Either you’re ok with his timeline or you’re not. Either you’re okay with not being engaged and find it funny in some odd immature way or you’re not okay with it and need to revisit the conversation with him. You can’t in one breath say you find it amusing and then be all upset at your grandpa for pointing out your t shirt the next. You can’t have it both ways.
And dont baby your bf or make excuses for him just because he has a disability-that doesn’t really have anything to do with it and is insulting to some disabled people who are fully capable of moving their lives forward. Your bf just has chosen not to and you have a right to hold him to that.
Stop wearing the t shirt. Stop posting on social media about how “funny” it is. Your joint future with someone being up in the air isn’t funny. If you’re really unhappy you need to talk to him like a mature adult, not joke about it. Or get over it. Sorry but I cringed reading this post.
Post # 40

Member
191 posts
Blushing bee
neverbeenstungbee : Your response made me cringe so I guess we’re even. 🙂
Thanks for the feedback though.
Post # 41

Member
1698 posts
Bumble bee
gagal2016 : I think bees are concerned that you aren’t seeing the forest through the trees. Others don’t have to field awkward questions about when (or, to be honest, if) they are getting married because (1) they don’t draw attention to it and (2) they don’t wait 3-5 years for someone to propose.
Post # 42

Member
191 posts
Blushing bee
anonymousbee001 : Actually people just ask me when it’s happening at random. Hence, the reason for the post in the first place.
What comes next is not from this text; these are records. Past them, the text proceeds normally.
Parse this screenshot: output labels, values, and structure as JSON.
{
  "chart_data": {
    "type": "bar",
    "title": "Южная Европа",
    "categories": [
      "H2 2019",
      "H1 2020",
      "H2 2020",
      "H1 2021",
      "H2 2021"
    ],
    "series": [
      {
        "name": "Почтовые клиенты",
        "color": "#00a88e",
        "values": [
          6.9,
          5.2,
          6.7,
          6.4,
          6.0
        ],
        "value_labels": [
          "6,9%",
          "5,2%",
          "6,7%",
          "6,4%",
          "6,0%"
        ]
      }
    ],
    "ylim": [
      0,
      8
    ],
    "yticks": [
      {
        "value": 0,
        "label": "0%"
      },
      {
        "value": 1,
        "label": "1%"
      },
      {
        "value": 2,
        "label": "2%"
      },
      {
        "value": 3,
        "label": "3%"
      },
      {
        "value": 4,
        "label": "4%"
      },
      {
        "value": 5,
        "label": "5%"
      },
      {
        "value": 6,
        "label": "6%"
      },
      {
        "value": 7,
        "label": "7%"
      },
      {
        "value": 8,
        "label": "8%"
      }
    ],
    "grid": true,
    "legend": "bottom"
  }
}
I was 20 when we started dating so it wasn’t like we needed to marry in a year or two like some. But now it is natural people would ask about next steps and yes you do have to learn how to politely handle those questions.
Post # 43

Member
1698 posts
Bumble bee
gagal2016 : I doubt it is completely random and unrelated to your jokes/facebook posts. In my case, I would have probably just answered the truth, which was “when I want to”, but I’m not sure that would apply in your case.
Post # 44

Member
191 posts
Blushing bee
anonymousbee001 : Lol but it’s all been happening before the Facebook post? So it is unrelated. The post was to address the comments from people. But it really doesn’t matter idk why we’re arguing over it.
Post # 45

Member
1698 posts
Bumble bee
gagal2016 : Fair, but it probably isn’t unrelated to the fact that many couples who have dated for as long have already married. Other bees are likely concerned that you are focusing on the wrong issue. If your house is burning and you post about getting the smell of smoke out of clothes, you shouldn’t be surprised when people comment on the burning house.